You may configure qasmint to trace and/or profile what is the program doing. This may be useful to debug misbehaving program or to optimize slow algorithms.

Profiling runs the program as usual and, when finished, generates separate log file with copy of the input program and with added number of executions of each instruction.

Tracing is split into few categories, each can be enabled/disabled individually:

  • reading/writing from/to registers
  • reading/writing from/to structures (stacks, queues, tapes, and memory pools)
  • function calls
  • function arguments
  • input/output
  • all instructions

Tracing runs the program as usual and simultaneously logs selected actions into separate file.

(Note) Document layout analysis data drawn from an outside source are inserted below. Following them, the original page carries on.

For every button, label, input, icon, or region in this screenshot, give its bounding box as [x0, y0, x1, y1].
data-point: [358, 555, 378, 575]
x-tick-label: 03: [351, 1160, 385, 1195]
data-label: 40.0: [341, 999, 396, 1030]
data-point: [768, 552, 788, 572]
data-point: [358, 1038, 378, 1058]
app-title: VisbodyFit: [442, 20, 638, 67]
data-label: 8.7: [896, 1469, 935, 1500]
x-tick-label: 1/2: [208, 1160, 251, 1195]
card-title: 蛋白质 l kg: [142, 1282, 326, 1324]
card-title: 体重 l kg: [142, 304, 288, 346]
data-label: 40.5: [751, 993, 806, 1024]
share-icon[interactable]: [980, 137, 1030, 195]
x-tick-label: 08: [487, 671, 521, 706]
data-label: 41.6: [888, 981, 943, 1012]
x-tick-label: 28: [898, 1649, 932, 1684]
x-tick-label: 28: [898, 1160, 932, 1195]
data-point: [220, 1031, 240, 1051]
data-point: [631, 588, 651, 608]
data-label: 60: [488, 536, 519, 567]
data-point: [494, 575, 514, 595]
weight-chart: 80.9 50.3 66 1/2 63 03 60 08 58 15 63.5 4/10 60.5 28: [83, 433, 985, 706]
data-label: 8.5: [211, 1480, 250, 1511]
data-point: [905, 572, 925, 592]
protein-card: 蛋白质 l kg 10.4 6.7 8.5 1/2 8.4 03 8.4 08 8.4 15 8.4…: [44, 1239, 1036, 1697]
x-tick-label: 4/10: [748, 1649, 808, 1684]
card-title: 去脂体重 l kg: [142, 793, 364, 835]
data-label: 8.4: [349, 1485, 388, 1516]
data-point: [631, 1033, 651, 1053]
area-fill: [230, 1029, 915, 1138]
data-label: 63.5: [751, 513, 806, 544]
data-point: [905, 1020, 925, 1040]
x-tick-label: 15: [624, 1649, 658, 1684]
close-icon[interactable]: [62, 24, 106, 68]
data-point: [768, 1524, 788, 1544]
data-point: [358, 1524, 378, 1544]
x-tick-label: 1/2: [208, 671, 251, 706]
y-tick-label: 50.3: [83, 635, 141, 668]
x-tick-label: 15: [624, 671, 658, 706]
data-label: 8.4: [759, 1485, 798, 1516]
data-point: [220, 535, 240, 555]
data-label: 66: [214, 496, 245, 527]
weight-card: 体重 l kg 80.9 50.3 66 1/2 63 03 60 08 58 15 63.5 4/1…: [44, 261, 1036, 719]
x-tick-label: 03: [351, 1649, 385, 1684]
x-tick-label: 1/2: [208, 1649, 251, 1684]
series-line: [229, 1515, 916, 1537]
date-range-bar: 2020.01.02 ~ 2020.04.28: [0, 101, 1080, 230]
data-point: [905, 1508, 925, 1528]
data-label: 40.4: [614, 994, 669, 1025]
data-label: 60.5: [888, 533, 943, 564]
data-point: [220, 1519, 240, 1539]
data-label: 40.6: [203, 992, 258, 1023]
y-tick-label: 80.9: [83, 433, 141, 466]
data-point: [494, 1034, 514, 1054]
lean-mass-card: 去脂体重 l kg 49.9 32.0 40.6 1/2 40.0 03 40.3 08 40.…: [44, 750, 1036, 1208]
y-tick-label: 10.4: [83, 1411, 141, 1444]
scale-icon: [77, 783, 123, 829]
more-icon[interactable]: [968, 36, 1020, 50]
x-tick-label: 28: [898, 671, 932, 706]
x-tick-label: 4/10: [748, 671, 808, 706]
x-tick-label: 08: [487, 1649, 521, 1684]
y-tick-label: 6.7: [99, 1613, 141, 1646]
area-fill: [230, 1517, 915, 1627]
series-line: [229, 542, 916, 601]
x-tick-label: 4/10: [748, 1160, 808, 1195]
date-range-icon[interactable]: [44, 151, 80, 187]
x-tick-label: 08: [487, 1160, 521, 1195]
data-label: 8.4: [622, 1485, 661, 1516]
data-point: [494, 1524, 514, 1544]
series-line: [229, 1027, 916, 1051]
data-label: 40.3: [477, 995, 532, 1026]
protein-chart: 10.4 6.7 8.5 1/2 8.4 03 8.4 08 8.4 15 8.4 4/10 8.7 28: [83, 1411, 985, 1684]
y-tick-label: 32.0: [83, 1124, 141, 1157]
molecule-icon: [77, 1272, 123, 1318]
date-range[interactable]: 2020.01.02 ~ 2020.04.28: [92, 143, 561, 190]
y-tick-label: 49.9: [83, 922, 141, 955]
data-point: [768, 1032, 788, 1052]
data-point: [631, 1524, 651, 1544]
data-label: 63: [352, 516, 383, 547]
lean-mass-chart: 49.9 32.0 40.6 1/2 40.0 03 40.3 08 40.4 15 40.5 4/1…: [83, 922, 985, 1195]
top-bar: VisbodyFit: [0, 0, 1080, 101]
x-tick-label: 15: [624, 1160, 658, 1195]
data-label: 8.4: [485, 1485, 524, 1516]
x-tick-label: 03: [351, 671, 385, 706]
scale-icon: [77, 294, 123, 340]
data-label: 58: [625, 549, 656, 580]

Warning: Tracing may slow the program significantly and is therefore discouraged unless needed.

Both profiling and tracing can additionally be controlled from the program. Special instructions can temporarily enable or disable tracing or profiling. These instructions are disabled by default. Reaching these instructions in running program, when disabled, unlike other instruction, does not cause it to terminate and are simply ignored. This is useful to narrow the scope in which profiling and/or tracing is effective.